Seu amigo, o arquiteto David, disse não ter tido problema de segurança e que não se sentiu ameaçado em nenhum momento. Achou que as ruas onde havia blocos tinham um número suficiente de policiais e também elogiou a eficiência dos garis cariocas, que deixavam tudo limpo pela manhã.

– Quanto aos banheiros acho que não há como tê-los em número suficiente para a multidão que sai às ruas. E achei um pouco complicado vir de São Conrado, onde estou hospedado, para a Zona Sul. Os ônibus e vans quase sempre estavam lotados.

A jornalista francesa Cecile Mouries, 30, ficou satisfeita com a limpeza da cidade durante o Carnaval. Mas se disse impressionada com a quantidade de lixo que o carioca joga na rua. Acha que falta um pouco mais de cuidado dos donos da casa.

– Durante o Carnaval, não há como a cidade ficar completamente limpa. Em Copacabana, depois da passagem de um bloco, vimos uma montanha de lixo que as pessoas jogaram na rua. Em relação ao transporte, senti falta de informação. Em Santa Teresa, por conta dos blocos, em alguns horários não passavam bonde nem ônibus.

As estudantes francesas Luci Elgdyhen, 24, e Juliette Hirtz, 22, que almoçavam em Santa Teresa, também elogiaram a eficiência dos garis. Não tiveram problemas com segurança, mas também não levaram muito dinheiro na carteira.

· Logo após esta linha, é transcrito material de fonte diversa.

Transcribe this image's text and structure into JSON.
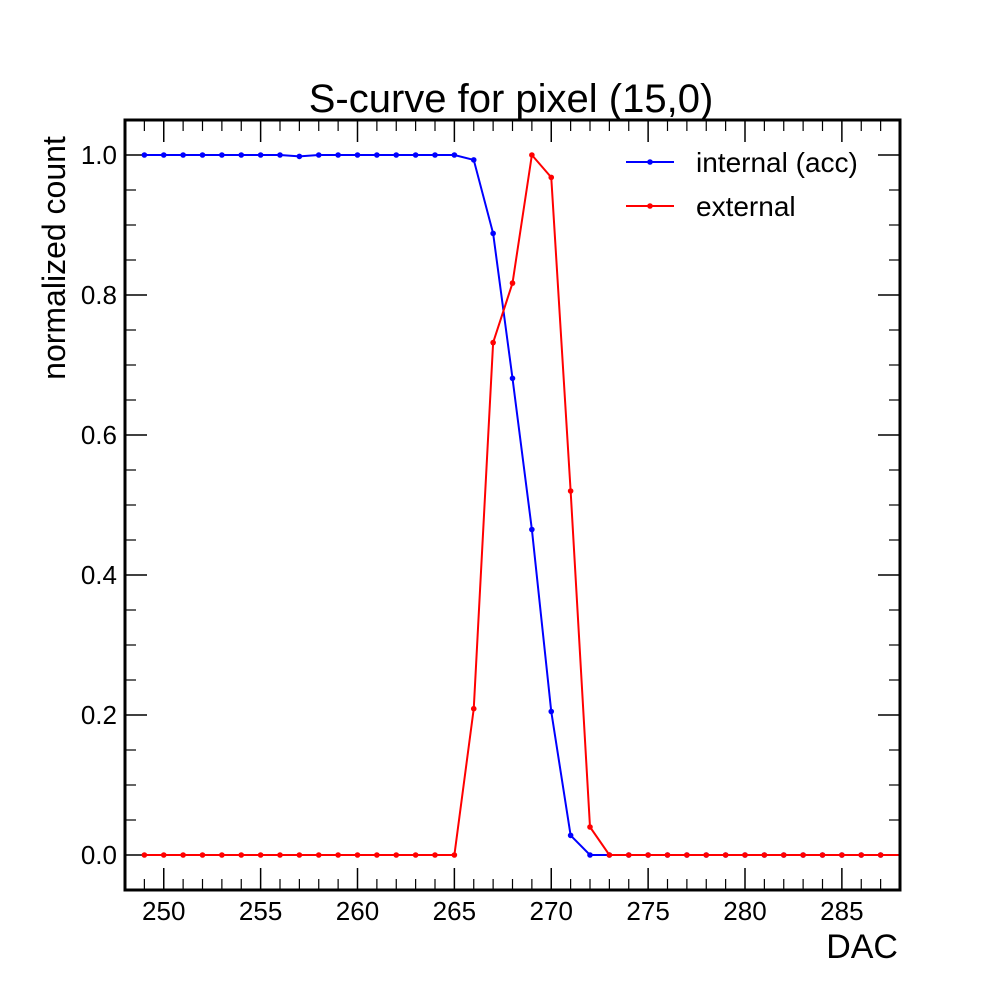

– Vi muitos policiais na rua e me senti segura – aprovou Luci. – Até visitamos a Rocinha. Achamos impressionante como limpam rápido a sujeira dos blocos.

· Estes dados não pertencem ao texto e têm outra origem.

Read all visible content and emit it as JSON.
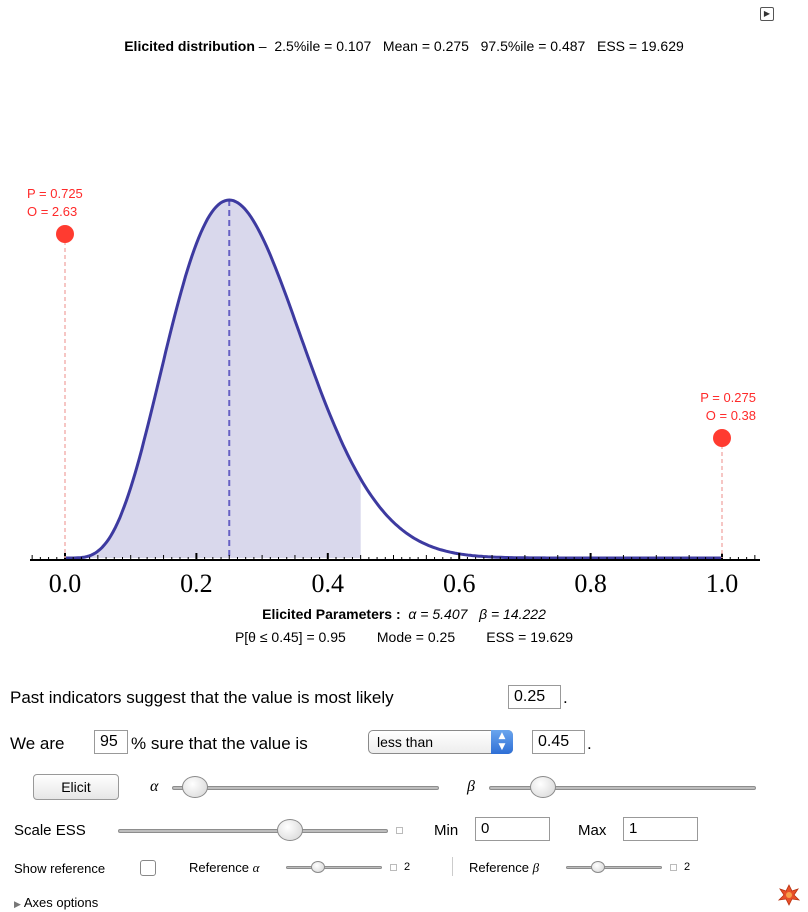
{
  "summary": {
    "label": "Elicited distribution",
    "dash": " –  ",
    "stats": "2.5%ile = 0.107   Mean = 0.275   97.5%ile = 0.487   ESS = 19.629"
  },
  "chart_data": {
    "type": "area",
    "distribution": "beta",
    "alpha": 5.407,
    "beta": 14.222,
    "mode": 0.25,
    "shaded_upper": 0.45,
    "xlim": [
      0,
      1.0
    ],
    "x_ticks": [
      "0.0",
      "0.2",
      "0.4",
      "0.6",
      "0.8",
      "1.0"
    ],
    "markers": [
      {
        "x": 0.0,
        "p_label": "P = 0.725",
        "o_label": "O = 2.63"
      },
      {
        "x": 1.0,
        "p_label": "P = 0.275",
        "o_label": "O = 0.38"
      }
    ],
    "colors": {
      "curve": "#3d3aa0",
      "fill": "#d9d8ec",
      "marker": "#ff3b30"
    }
  },
  "params": {
    "label": "Elicited Parameters :",
    "alpha_text": "α = 5.407",
    "beta_text": "β = 14.222",
    "line2": "P[θ ≤ 0.45] = 0.95        Mode = 0.25        ESS = 19.629"
  },
  "controls": {
    "most_likely_text": "Past indicators suggest that the value is most likely",
    "most_likely_value": "0.25",
    "period": ".",
    "we_are": "We are",
    "sure_value": "95",
    "sure_text": "% sure that the value is",
    "comparison": "less than",
    "bound_value": "0.45",
    "elicit_label": "Elicit",
    "alpha_symbol": "α",
    "beta_symbol": "β",
    "scale_ess_label": "Scale ESS",
    "min_label": "Min",
    "min_value": "0",
    "max_label": "Max",
    "max_value": "1",
    "show_reference_label": "Show reference",
    "ref_alpha_label": "Reference",
    "ref_alpha_value": "2",
    "ref_beta_label": "Reference",
    "ref_beta_value": "2",
    "axes_options_label": "Axes options",
    "sliders": {
      "alpha": 0.04,
      "beta": 0.17,
      "scale_ess": 0.65,
      "ref_alpha": 0.3,
      "ref_beta": 0.3
    }
  },
  "icons": {
    "play": "play-icon",
    "logo": "mathematica-spikey-icon"
  }
}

Enquanto a maioria dos turistas ouvidos pelo JB elogiou a segurança durante o Carnaval, um visitante neozelândes foi parar no hospital nesta terça-feira de madrugada, após brigar com um catador de latinhas na Rua Mem de Sá, na Lapa.

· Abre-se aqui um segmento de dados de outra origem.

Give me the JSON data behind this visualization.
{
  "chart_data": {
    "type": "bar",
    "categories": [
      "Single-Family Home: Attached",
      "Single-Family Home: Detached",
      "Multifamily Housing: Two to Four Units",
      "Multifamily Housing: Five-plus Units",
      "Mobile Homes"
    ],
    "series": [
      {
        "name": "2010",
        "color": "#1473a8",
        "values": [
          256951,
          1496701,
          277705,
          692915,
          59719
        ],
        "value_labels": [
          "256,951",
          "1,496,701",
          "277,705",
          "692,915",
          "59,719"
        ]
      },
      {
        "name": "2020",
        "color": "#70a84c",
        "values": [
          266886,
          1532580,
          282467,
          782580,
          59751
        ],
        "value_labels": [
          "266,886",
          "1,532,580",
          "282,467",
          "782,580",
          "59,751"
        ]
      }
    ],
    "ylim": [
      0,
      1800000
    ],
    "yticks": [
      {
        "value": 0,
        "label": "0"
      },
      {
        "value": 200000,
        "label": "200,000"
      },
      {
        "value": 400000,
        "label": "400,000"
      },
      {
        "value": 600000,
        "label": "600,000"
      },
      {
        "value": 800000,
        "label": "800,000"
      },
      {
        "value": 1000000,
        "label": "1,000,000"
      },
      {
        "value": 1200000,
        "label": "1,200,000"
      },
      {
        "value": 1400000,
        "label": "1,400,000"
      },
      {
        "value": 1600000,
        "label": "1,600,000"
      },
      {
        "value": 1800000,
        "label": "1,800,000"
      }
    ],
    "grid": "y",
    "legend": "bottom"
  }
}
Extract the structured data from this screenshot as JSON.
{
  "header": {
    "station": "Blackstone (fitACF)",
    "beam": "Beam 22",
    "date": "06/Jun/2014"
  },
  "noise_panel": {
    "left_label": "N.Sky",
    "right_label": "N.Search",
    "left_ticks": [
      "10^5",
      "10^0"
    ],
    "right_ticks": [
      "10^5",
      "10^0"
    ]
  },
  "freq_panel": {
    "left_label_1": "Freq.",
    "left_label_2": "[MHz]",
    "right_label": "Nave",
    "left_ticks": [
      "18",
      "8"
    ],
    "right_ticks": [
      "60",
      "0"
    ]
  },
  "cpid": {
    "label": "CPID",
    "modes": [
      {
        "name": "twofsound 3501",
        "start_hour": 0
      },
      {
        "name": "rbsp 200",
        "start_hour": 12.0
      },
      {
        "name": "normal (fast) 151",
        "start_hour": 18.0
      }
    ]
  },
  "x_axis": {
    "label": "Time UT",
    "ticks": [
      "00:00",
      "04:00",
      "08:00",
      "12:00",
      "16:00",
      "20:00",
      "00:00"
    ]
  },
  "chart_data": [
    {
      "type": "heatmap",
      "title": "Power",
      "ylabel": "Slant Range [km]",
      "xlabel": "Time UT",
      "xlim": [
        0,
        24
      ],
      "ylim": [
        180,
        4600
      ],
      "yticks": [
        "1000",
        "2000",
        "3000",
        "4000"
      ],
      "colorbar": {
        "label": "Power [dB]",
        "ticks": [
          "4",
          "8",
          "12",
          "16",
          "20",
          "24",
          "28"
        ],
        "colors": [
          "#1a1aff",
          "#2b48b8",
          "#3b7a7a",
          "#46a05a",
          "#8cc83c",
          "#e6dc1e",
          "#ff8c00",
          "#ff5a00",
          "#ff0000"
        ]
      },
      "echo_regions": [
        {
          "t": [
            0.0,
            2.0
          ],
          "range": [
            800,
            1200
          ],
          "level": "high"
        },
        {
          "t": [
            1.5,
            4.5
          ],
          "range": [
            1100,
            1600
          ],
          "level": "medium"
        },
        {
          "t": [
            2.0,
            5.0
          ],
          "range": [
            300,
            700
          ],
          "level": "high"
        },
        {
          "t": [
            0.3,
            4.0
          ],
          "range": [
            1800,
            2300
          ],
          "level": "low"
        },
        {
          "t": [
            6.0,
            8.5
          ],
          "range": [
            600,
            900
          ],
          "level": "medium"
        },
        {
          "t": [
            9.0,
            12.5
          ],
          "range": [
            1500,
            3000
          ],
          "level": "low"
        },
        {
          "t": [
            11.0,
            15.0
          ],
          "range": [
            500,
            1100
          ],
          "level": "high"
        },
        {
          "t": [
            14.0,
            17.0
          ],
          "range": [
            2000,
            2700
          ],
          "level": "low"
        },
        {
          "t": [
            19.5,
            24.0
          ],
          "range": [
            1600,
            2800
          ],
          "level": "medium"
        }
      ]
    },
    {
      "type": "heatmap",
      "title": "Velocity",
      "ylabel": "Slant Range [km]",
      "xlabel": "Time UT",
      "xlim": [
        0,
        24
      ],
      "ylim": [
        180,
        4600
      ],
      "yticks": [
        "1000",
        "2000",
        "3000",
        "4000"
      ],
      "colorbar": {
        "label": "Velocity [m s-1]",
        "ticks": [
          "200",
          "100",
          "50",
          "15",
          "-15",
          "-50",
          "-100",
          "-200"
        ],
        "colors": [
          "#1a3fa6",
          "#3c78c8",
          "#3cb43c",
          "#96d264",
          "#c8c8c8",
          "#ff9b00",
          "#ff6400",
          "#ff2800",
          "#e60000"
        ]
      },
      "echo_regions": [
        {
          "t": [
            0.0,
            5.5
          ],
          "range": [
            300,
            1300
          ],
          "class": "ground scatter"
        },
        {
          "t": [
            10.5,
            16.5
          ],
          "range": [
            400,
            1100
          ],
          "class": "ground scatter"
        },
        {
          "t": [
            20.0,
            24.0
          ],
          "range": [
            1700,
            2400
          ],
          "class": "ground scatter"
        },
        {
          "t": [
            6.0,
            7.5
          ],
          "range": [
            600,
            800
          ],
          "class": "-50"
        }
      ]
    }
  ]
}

Segundo policiais da Delegacia de Atendimento ao Turista (Deat), Allan Swann, de 26 anos, teria esbarrado no saco de latas recolhidas por Fábio Fernando dos Santos, 33 anos. Irritado, o catador, que vive nas ruas, teria tirado satisfação com turista. Como só fala inglês, Allan não entendeu o que acontecia.

Como também não entendia o turista, Fábio deu um soco em Allan. A namorada e um amigo do neozelândes, que o acompanham durante a viagem, além de populares que viram a confusão, ajudaram o estrangeiro. Policiais do 13º BPM (Praça Tiradentes) levaram os dois para o Hospital Souza Aguiar, no Centro, onde foram submetidos a exames e liberados em seguida.

O estrangeiro machucou o nariz e sofreu cortes no rosto. Pela manhã, ele se dirigiu até a Delegacia de Atendimento ao Turista (Deat), no Leblon, onde prestou depoimento. Fábio, que nada sofreu, foi autuado por lesão corporal leve na 14ª DP (Leblon), que registrou o caso.